Lecture 8 Forced Vibrations Part 3 Flashcards
Force of the spring and force of the damper are
90 degrees out of phase
Force transmitted =
fT = cx. + kx
force transmission refers to
forces felt by surrounding features eg the base due to vibrations
Force transmission equation =>
FT/F = (k + jwc)/(k - w^2m + jwc)
Force transmission equation in system properties =>
FT/F = (1 + j2zetar)/(1-r^2 + j2zetar)
equation of motion for base motion
mx.. + c(x.-y.) + k(x-y) = 0
free body diagram of base motion
see book
Transmissibility =
X/Y = FT/F
Characteristics of transmissibility
1 at low freq
less than 1 for all freq greater than wn * root 2
all freq less than wnroot 2 increasing damping reduces response,
above wnroot 2, increasing damping increases response
As damping increases what happens to phase change at resonance for transmissibility
as damping increases, the phase change decreases (also becomes less dramatic)

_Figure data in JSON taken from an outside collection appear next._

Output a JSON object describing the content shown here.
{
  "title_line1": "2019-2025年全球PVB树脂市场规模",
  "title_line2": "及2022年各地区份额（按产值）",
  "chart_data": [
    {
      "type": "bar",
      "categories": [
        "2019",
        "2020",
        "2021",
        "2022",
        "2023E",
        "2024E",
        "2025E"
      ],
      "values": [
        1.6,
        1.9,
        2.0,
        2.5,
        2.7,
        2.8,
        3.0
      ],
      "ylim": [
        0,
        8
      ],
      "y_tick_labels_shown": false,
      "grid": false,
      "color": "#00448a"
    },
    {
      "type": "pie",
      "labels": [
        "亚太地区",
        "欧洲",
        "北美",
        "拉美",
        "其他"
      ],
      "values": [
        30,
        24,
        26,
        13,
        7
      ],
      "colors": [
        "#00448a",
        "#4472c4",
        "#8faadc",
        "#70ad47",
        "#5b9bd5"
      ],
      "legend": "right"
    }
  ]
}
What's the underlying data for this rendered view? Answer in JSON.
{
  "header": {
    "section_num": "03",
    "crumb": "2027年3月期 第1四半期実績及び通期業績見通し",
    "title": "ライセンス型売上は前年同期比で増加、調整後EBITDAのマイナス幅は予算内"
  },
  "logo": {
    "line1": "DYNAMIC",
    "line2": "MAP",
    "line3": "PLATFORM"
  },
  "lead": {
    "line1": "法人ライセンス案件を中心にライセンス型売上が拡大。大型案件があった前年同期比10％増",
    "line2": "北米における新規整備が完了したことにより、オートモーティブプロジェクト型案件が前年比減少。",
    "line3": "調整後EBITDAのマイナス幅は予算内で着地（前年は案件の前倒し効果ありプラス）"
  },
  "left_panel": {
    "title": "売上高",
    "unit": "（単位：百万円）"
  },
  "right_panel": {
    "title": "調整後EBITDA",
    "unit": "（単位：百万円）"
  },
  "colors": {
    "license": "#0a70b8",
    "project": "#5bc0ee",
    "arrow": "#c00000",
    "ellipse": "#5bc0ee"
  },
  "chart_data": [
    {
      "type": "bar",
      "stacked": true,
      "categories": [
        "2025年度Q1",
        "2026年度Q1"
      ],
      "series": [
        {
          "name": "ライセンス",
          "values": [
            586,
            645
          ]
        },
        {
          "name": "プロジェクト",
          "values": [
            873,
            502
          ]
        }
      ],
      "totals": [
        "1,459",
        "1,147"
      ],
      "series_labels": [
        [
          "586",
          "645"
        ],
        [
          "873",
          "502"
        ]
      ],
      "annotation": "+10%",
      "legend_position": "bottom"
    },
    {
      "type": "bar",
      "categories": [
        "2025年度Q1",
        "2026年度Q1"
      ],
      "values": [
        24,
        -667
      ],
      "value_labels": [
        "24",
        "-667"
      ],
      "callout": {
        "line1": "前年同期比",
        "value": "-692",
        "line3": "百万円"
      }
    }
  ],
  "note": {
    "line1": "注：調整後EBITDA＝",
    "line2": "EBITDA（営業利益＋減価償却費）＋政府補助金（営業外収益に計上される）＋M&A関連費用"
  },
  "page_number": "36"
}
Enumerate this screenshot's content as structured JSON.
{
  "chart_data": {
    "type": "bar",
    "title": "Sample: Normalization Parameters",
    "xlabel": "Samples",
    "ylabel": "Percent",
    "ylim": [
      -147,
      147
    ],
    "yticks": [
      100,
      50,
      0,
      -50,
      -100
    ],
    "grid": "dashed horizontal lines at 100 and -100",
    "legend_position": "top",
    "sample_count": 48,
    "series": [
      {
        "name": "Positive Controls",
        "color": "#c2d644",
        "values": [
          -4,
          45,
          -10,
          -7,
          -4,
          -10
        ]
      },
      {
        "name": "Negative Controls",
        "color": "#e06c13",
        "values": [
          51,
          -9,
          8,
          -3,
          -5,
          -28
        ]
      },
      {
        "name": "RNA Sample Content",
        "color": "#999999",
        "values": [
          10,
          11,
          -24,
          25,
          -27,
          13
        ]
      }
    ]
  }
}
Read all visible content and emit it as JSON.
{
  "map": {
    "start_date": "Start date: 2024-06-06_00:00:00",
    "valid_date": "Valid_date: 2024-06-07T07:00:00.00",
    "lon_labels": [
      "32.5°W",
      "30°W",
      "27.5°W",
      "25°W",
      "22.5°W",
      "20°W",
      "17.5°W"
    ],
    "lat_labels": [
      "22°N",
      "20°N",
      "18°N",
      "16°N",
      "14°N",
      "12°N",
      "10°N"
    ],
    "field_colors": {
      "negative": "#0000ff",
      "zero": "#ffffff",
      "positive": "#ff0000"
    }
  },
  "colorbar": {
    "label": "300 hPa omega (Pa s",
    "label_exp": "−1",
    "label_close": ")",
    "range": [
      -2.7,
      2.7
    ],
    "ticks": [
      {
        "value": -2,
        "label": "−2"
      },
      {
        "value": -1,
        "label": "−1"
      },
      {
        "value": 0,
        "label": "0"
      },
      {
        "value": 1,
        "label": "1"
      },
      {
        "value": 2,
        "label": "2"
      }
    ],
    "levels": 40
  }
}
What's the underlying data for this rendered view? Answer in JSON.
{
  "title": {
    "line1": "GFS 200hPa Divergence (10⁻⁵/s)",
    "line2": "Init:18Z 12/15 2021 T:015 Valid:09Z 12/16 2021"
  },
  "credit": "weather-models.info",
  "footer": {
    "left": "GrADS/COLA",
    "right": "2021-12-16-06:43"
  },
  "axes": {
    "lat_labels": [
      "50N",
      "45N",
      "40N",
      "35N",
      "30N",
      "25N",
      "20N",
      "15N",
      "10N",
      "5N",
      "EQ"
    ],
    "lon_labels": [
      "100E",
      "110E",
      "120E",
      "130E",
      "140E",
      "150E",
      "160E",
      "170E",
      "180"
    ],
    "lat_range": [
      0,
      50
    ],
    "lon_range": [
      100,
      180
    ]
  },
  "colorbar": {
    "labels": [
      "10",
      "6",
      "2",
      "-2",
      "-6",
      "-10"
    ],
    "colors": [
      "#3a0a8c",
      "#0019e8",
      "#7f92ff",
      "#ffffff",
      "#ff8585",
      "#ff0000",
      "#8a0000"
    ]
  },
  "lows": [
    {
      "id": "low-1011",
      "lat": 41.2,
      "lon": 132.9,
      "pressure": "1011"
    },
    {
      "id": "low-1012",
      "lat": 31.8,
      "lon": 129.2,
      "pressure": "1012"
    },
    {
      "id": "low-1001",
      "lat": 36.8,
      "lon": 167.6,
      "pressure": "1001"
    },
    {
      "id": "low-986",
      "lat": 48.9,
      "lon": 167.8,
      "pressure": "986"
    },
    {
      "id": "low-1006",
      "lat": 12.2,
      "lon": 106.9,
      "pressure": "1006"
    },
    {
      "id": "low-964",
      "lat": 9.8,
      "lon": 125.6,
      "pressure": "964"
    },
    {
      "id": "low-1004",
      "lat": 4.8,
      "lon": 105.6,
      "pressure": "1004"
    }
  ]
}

How is relative motion described in base motion
Z = X - Y
Z/Y =
w^2 m / k - w^2 m + jwc
r^2 / 1 - r^2 + j2zeta*r
what can unbalance in rotating machines lead to
vibration
common ways of modelling period and unbalance forces to give vibrations
single rotating mass
twin discs
equation of motion of system excited by rotating unbalance
mx.. + cx. + kx = Mew^2 *exp (jwt)
where e is eccentricity of the unbalance
and M the mass of the eccentricity
Displacement response of rotating unbalance
X = Me/m * (r^2) / (1 - r^2 + j2zeta*r)
For rotating eccentric mass what are the key freatures of the dynamic magnification graph
x axis is mX/Me
passes through the origin, peak moves backwards with increased zeta
For rotating unbalance what are they key feactures
x axis is mX/Me
all curves begin at zero response amplitude
ratio mX/Me goes to 1 at high freq
highest response occurs around resonance
frequency response to any steady state loading can be obtained from
the system characteristics
the forcing and measurement involved
Equation of frequency response =>
X(w) = H(w) * F(w)
X is displacement, H is response, F is force